Heute gibt es bereits tausende von Neuinfektionen, die auf den Besuch der Spiele in den verschiedenen Ländern zurückzuführen sind. In sieben Ländern hat man bereits rückkehrende Fans positiv auf das Virus getestet, alleine über 2000 Schotten nach dem Spiel England – Schottland am 18. Juni in London.

Das Sportliche rückte bei dieser EURO 2020/21 in den Hintergrund – man beschäftigte sich vor allem mit dem Randgeschehen, bei dem man sich die Frage stellen muss, ob das Verhalten der UEFA nicht justiziabel ist. Denn mitten in einer Pandemie Zehntausende Menschen quer durch ganz Europa zu schicken, mitten in einer Pandemie darauf zu bestehen, dass Zuschauer in die Stadien kommen (die weder Abstände einhielten und zumeist keine Masken trugen), das ist nicht nur verantwortungslos, sondern eine Gefährdung der Gesundheit und des Lebens von Sportlern und Fans. Darf ein Fußball-Verband ein solches Verhalten an den Tag legen?
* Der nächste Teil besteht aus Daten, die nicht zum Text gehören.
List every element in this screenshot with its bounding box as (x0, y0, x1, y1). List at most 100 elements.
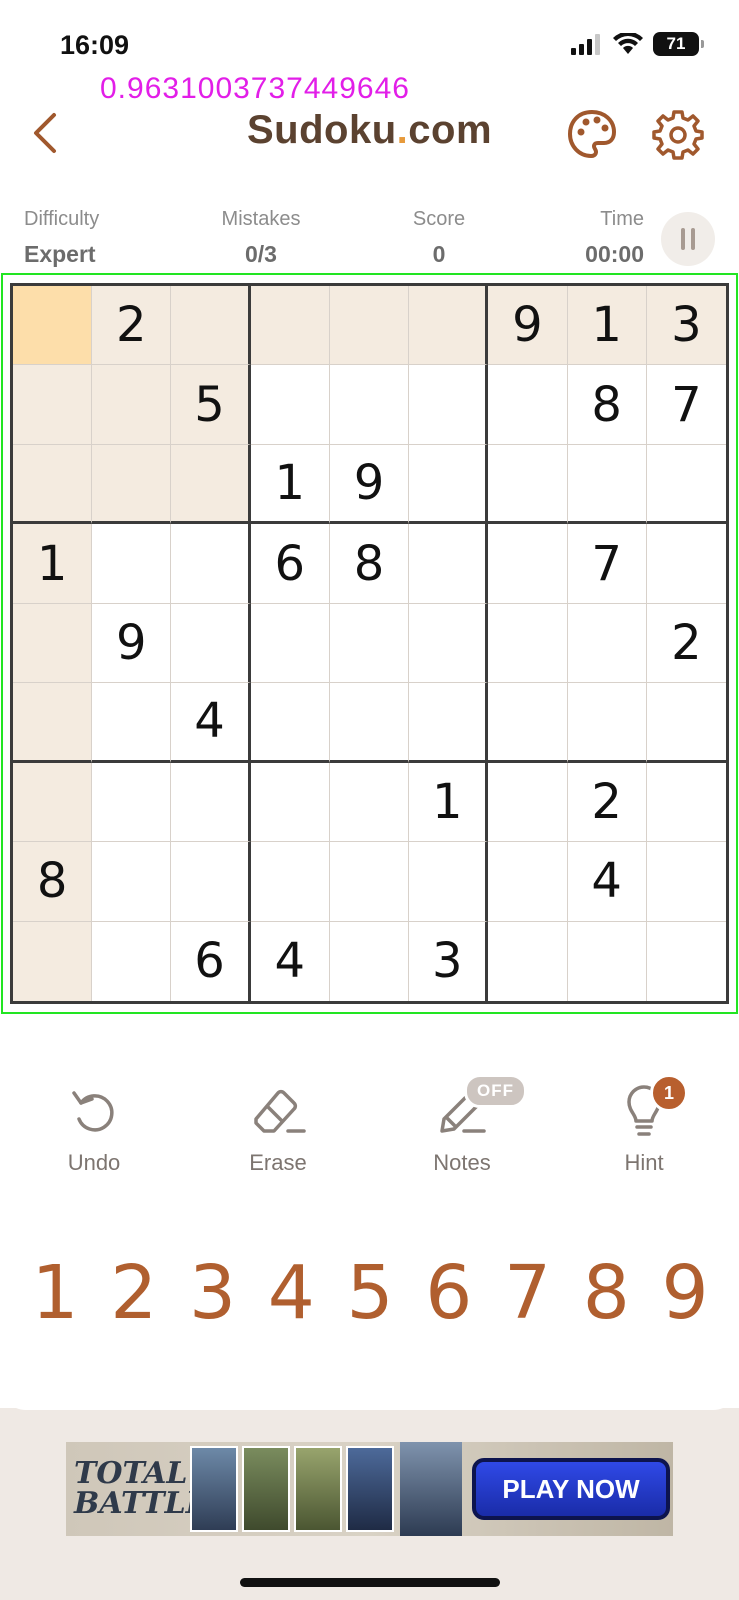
board-cell[interactable] (409, 524, 489, 604)
board-cell[interactable] (646, 445, 726, 525)
board-cell[interactable] (92, 524, 172, 604)
board-cell[interactable] (13, 683, 93, 763)
board-cell[interactable] (13, 921, 93, 1001)
board-cell[interactable] (92, 365, 172, 445)
board-cell[interactable] (250, 762, 330, 843)
board-cell[interactable]: 4 (567, 842, 647, 922)
board-cell[interactable] (488, 842, 568, 922)
board-cell[interactable]: 4 (251, 921, 330, 1001)
hint-button[interactable]: 1 Hint (584, 1074, 704, 1176)
board-cell[interactable] (488, 365, 568, 445)
undo-button[interactable]: Undo (34, 1080, 154, 1176)
board-cell[interactable] (409, 365, 489, 445)
board-cell[interactable]: 1 (567, 286, 647, 366)
board-cell[interactable] (92, 444, 172, 525)
board-cell[interactable] (250, 842, 330, 922)
number-button-2[interactable]: 2 (99, 1250, 169, 1336)
board-cell[interactable] (568, 921, 647, 1001)
theme-button[interactable] (566, 108, 618, 160)
board-cell[interactable]: 1 (409, 762, 489, 843)
board-cell[interactable] (329, 365, 410, 445)
board-cell[interactable]: 8 (329, 524, 410, 604)
number-button-5[interactable]: 5 (335, 1250, 405, 1336)
board-cell[interactable] (488, 524, 568, 604)
board-cell[interactable] (92, 842, 172, 922)
number-button-8[interactable]: 8 (571, 1250, 641, 1336)
board-cell[interactable]: 4 (171, 683, 251, 763)
settings-button[interactable] (652, 108, 704, 160)
notes-button[interactable]: OFF Notes (402, 1074, 527, 1176)
board-cell[interactable]: 9 (329, 444, 410, 525)
board-cell[interactable] (567, 683, 647, 763)
board-cell[interactable] (92, 683, 172, 763)
board-cell[interactable] (13, 365, 93, 445)
number-button-9[interactable]: 9 (650, 1250, 720, 1336)
board-cell[interactable] (330, 921, 410, 1001)
board-cell[interactable] (409, 683, 489, 763)
board-cell[interactable] (646, 842, 726, 922)
board-cell[interactable]: 2 (567, 762, 647, 843)
board-cell[interactable] (567, 444, 647, 525)
board-cell[interactable]: 2 (646, 604, 726, 684)
board-cell[interactable] (647, 922, 726, 1001)
board-cell[interactable] (488, 683, 568, 763)
number-button-1[interactable]: 1 (20, 1250, 90, 1336)
board-cell[interactable] (329, 842, 410, 922)
board-cell[interactable]: 6 (250, 524, 330, 604)
board-cell[interactable] (92, 921, 172, 1001)
board-cell[interactable] (13, 444, 93, 525)
board-cell[interactable]: 8 (13, 842, 93, 922)
board-cell[interactable]: 7 (646, 365, 726, 445)
ad-play-now-button[interactable]: PLAY NOW (472, 1458, 670, 1520)
number-button-4[interactable]: 4 (256, 1250, 326, 1336)
board-cell[interactable] (329, 762, 410, 843)
board-cell[interactable]: 1 (13, 524, 93, 604)
board-cell[interactable]: 3 (409, 921, 489, 1001)
board-cell[interactable]: 8 (567, 365, 647, 445)
board-cell[interactable]: 3 (646, 286, 726, 366)
board-cell[interactable]: 6 (171, 921, 251, 1001)
number-button-6[interactable]: 6 (414, 1250, 484, 1336)
board-cell[interactable] (13, 762, 93, 843)
number-button-7[interactable]: 7 (493, 1250, 563, 1336)
board-cell[interactable] (171, 286, 251, 366)
board-cell[interactable] (646, 683, 726, 763)
erase-button[interactable]: Erase (218, 1080, 338, 1176)
board-cell[interactable] (171, 842, 251, 922)
board-cell[interactable] (329, 603, 410, 684)
number-button-3[interactable]: 3 (178, 1250, 248, 1336)
board-cell[interactable] (171, 603, 251, 684)
board-cell[interactable]: 2 (92, 286, 172, 366)
board-cell[interactable] (92, 762, 172, 843)
board-cell[interactable] (329, 286, 410, 366)
board-cell[interactable]: 9 (92, 603, 172, 684)
board-cell[interactable]: 5 (171, 365, 251, 445)
board-cell[interactable] (171, 762, 251, 843)
ad-banner[interactable]: TOTAL BATTLE PLAY NOW (66, 1442, 673, 1536)
board-cell[interactable] (409, 444, 489, 525)
board-cell[interactable] (409, 603, 489, 684)
board-cell[interactable]: 7 (567, 524, 647, 604)
board-cell[interactable] (488, 762, 568, 843)
board-cell[interactable] (13, 286, 93, 366)
board-cell[interactable]: 9 (488, 286, 568, 366)
board-cell[interactable] (250, 365, 330, 445)
home-indicator[interactable] (240, 1578, 500, 1587)
pause-button[interactable] (661, 212, 715, 266)
board-cell[interactable]: 1 (250, 444, 330, 525)
board-cell[interactable] (567, 603, 647, 684)
board-cell[interactable] (250, 683, 330, 763)
board-cell[interactable] (409, 842, 489, 922)
board-cell[interactable] (250, 603, 330, 684)
board-cell[interactable] (488, 921, 568, 1001)
board-cell[interactable] (646, 524, 726, 604)
board-cell[interactable] (646, 763, 726, 843)
board-cell[interactable] (488, 444, 568, 525)
board-cell[interactable] (171, 444, 251, 525)
board-cell[interactable] (329, 683, 410, 763)
board-cell[interactable] (171, 524, 251, 604)
board-cell[interactable] (13, 603, 93, 684)
board-cell[interactable] (250, 286, 330, 366)
board-cell[interactable] (488, 603, 568, 684)
board-cell[interactable] (409, 286, 489, 366)
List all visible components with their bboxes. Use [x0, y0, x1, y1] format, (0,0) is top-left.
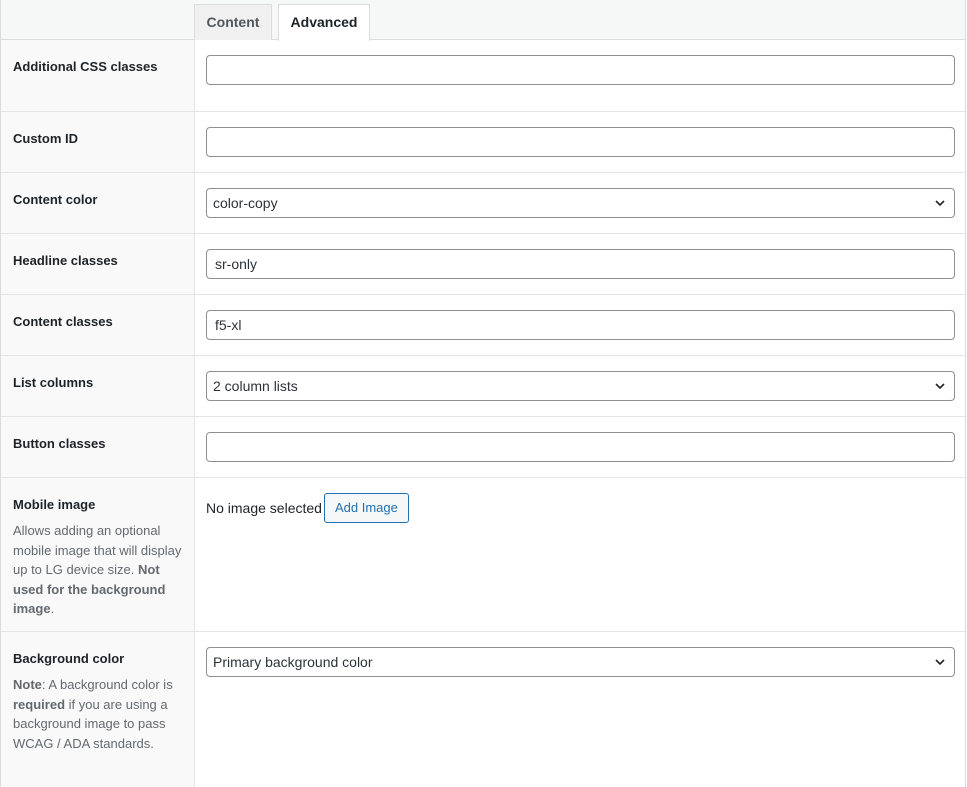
label-col: Custom ID	[1, 112, 195, 172]
css-classes-input[interactable]	[206, 55, 955, 85]
label-col: Content color	[1, 173, 195, 233]
field-description: Note: A background color is required if …	[13, 677, 173, 751]
no-image-status: No image selected	[206, 500, 322, 516]
row-css-classes: Additional CSS classes	[1, 40, 965, 112]
content-classes-input[interactable]: f5-xl	[206, 310, 955, 340]
field-label: Additional CSS classes	[13, 59, 158, 74]
headline-classes-input[interactable]: sr-only	[206, 249, 955, 279]
field-label: Button classes	[13, 436, 106, 451]
field-label: Background color	[13, 651, 125, 666]
row-background-color: Background color Note: A background colo…	[1, 632, 965, 787]
row-content-color: Content color color-copy	[1, 173, 965, 234]
field-description: Allows adding an optional mobile image t…	[13, 523, 182, 616]
add-image-button[interactable]: Add Image	[324, 493, 409, 523]
field-label: Custom ID	[13, 131, 78, 146]
background-color-select[interactable]: Primary background color	[206, 647, 955, 677]
row-custom-id: Custom ID	[1, 112, 965, 173]
custom-id-input[interactable]	[206, 127, 955, 157]
field-label: Content color	[13, 192, 98, 207]
field-label: Headline classes	[13, 253, 118, 268]
content-color-select[interactable]: color-copy	[206, 188, 955, 218]
tab-advanced[interactable]: Advanced	[278, 4, 370, 41]
select-value: color-copy	[213, 195, 278, 211]
field-label: Mobile image	[13, 497, 96, 512]
label-col: List columns	[1, 356, 195, 416]
label-col: Additional CSS classes	[1, 40, 195, 111]
row-headline-classes: Headline classes sr-only	[1, 234, 965, 295]
acf-field-group: Content Advanced Additional CSS classes …	[0, 0, 966, 787]
list-columns-select[interactable]: 2 column lists	[206, 371, 955, 401]
button-classes-input[interactable]	[206, 432, 955, 462]
field-label: List columns	[13, 375, 94, 390]
label-col: Content classes	[1, 295, 195, 355]
tab-bar: Content Advanced	[1, 0, 965, 41]
chevron-down-icon	[935, 383, 945, 390]
field-label: Content classes	[13, 314, 113, 329]
chevron-down-icon	[935, 659, 945, 666]
row-button-classes: Button classes	[1, 417, 965, 478]
tab-content[interactable]: Content	[194, 4, 272, 40]
select-value: Primary background color	[213, 654, 373, 670]
row-mobile-image: Mobile image Allows adding an optional m…	[1, 478, 965, 632]
chevron-down-icon	[935, 200, 945, 207]
row-content-classes: Content classes f5-xl	[1, 295, 965, 356]
label-col: Background color Note: A background colo…	[1, 632, 195, 787]
select-value: 2 column lists	[213, 378, 298, 394]
label-col: Mobile image Allows adding an optional m…	[1, 478, 195, 631]
label-col: Button classes	[1, 417, 195, 477]
row-list-columns: List columns 2 column lists	[1, 356, 965, 417]
label-col: Headline classes	[1, 234, 195, 294]
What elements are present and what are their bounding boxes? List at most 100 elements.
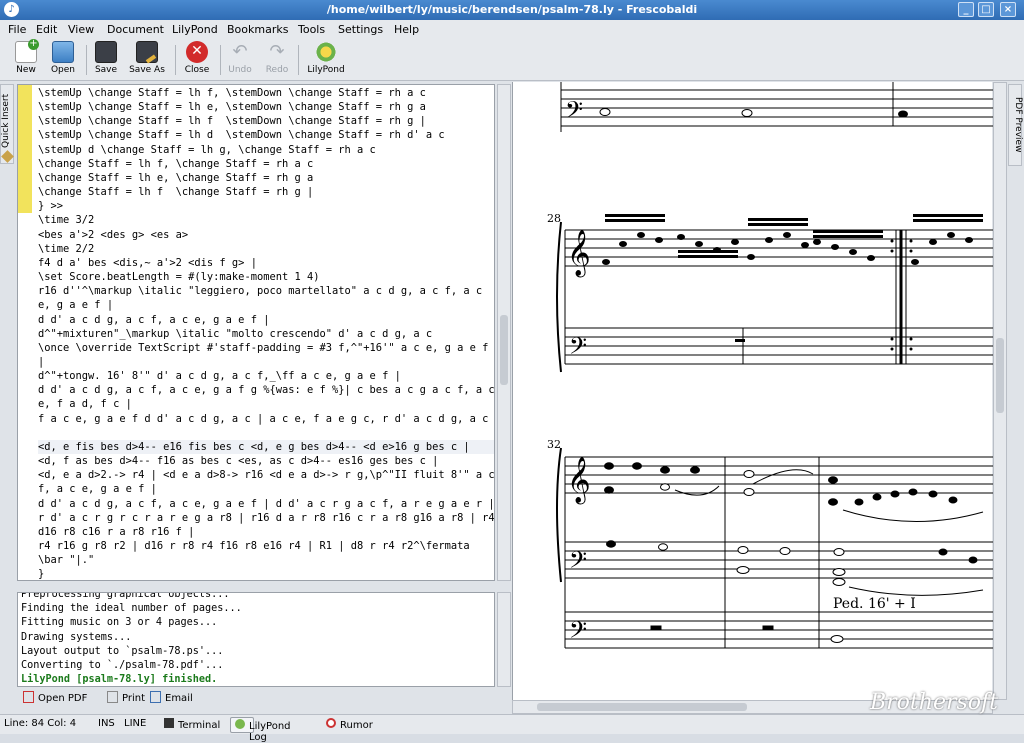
code-line: \stemUp \change Staff = lh d \stemDown \… [38, 129, 445, 142]
code-line: d d' a c d g, a c f, a c e, g a e f | [38, 313, 270, 326]
menu-view[interactable]: View [68, 23, 94, 36]
log-scrollbar[interactable] [497, 592, 511, 687]
system-brace [556, 447, 562, 583]
system-brace [556, 221, 562, 373]
open-button[interactable]: Open [46, 41, 80, 79]
menu-edit[interactable]: Edit [36, 23, 57, 36]
code-line: r16 d''^\markup \italic "leggiero, poco … [38, 285, 483, 298]
redo-icon: ↷ [269, 41, 285, 62]
system-28 [564, 229, 993, 365]
pdf-vscroll-thumb[interactable] [996, 338, 1004, 413]
code-line: \stemUp d \change Staff = lh g, \change … [38, 143, 376, 156]
save-button[interactable]: Save [91, 41, 121, 79]
save-icon [95, 41, 117, 63]
code-line: \change Staff = lh e, \change Staff = rh… [38, 171, 314, 184]
treble-clef: 𝄞 [567, 230, 591, 278]
code-line: \bar "|." [38, 554, 95, 567]
code-line: <d, f as bes d>4-- f16 as bes c <es, as … [38, 455, 439, 468]
code-line: f, a c e, g a e f | [38, 483, 157, 496]
code-line: \stemUp \change Staff = lh e, \stemDown … [38, 101, 426, 114]
new-document-icon: + [15, 39, 39, 63]
menu-settings[interactable]: Settings [338, 23, 383, 36]
menu-help[interactable]: Help [394, 23, 419, 36]
log-finished-line: LilyPond [psalm-78.ly] finished. [21, 674, 218, 686]
menu-file[interactable]: File [8, 23, 26, 36]
bass-clef-top: 𝄢 [565, 96, 583, 129]
pdf-vertical-scrollbar[interactable] [993, 82, 1007, 700]
line-mode: LINE [124, 718, 147, 729]
print-button[interactable]: Print [107, 691, 145, 704]
code-line: r4 r16 g r8 r2 | d16 r r8 r4 f16 r8 e16 … [38, 540, 470, 552]
status-bar: Line: 84 Col: 4 INS LINE Terminal LilyPo… [0, 714, 1024, 743]
terminal-icon [164, 718, 174, 728]
code-line: d d' a c d g, a c f, a c e, g a f g %{wa… [38, 384, 495, 397]
minimize-button[interactable]: _ [958, 2, 974, 17]
record-icon [326, 718, 336, 728]
redo-button[interactable]: ↷ Redo [262, 41, 292, 79]
close-window-button[interactable]: × [1000, 2, 1016, 17]
lilypond-button[interactable]: LilyPond [304, 41, 348, 79]
code-line: d^"+mixturen"_\markup \italic "molto cre… [38, 327, 433, 340]
note-head [898, 110, 908, 118]
code-line: f a c e, g a e f d d' a c d g, a c | a c… [38, 412, 495, 425]
bass-clef: 𝄢 [569, 332, 587, 365]
menu-bar: File Edit View Document LilyPond Bookmar… [0, 20, 1024, 39]
maximize-button[interactable]: □ [978, 2, 994, 17]
cursor-position: Line: 84 Col: 4 [4, 718, 77, 729]
quick-insert-tab[interactable]: Quick Insert [0, 84, 14, 164]
notes-32 [604, 462, 978, 643]
pdf-hscroll-thumb[interactable] [537, 703, 747, 711]
code-line: <d, e a d>2.-> r4 | <d e a d>8-> r16 <d … [38, 469, 495, 482]
selection-gutter [18, 85, 32, 213]
code-line: <d, e fis bes d>4-- e16 fis bes c <d, e … [38, 439, 494, 455]
code-line: } [38, 568, 45, 581]
rumor-tab[interactable]: Rumor [322, 717, 373, 733]
undo-button[interactable]: ↶ Undo [225, 41, 255, 79]
lilypond-log-tab[interactable]: LilyPond Log [230, 717, 291, 743]
email-icon [150, 691, 161, 703]
save-as-button[interactable]: Save As [126, 41, 168, 79]
log-line: Converting to `./psalm-78.pdf'... [21, 660, 224, 672]
log-lines: Preprocessing graphical objects... Findin… [21, 593, 242, 686]
watermark: Brothersoft [870, 690, 998, 715]
close-button[interactable]: ✕ Close [181, 41, 213, 79]
insert-mode: INS [98, 718, 115, 729]
code-line: f4 d a' bes <dis,~ a'>2 <dis f g> | [38, 256, 257, 269]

Die Gier und die Korruption der Fußball-Verbände ist kein neues Thema. Die letzten Präsidenten des Weltverbands FIFA und des Kontinentalverbands UEFA wurden wegen erwiesener Korruptionsskandale vom Hof gejagt, doch die Nachfolger machen genau dort weiter, wo Sepp Blatter (FIFA) und Michel Platini (UEFA) gestoppt wurden. Doch während sich diese Vorgänger „nur“ persönlich die Taschen gefüllt haben, hat die UEFA bei diesem Turnier Menschenleben gefährdet und möglicherweise Todesfälle auf dem Gewissen. Da kann man nicht so einfach zur Tagesordnung übergehen.

Daher noch einmal der Vorschlag: Die UEFA sollte sämtliche im Zusammenhang mit dieser katastrophalen EURO 2020/21 realisierten Gewinne den Gesundheitssystemen der Länder zur Verfügung stellen, in denen Spiele ausgetragen wurden. Die Vorstellung, dass ein solches Verhalten zur Bereicherung der Verbände und der verantwortlichen Personen führt, ist unerträglich. Während die ganze Welt versucht solidarisch die Pandemie zu bekämpfen, hat die UEFA den Erfolg dieser seit anderthalb Jahren andauernden Einschränkungen für alle massiv gefährdet. Ist das etwa die Aufgabe eines Sportverbands?

Warten wir noch ein paar Tage ab, bis die Inkubationszeit für die drei Finalspiele in London abgelaufen ist. Wenn dann die Infektionszahlen wieder massiv ansteigen, wäre der Zeitpunkt gekommen, diese Veranstaltung und die persönlichen Verantwortungen sehr genau zu untersuchen.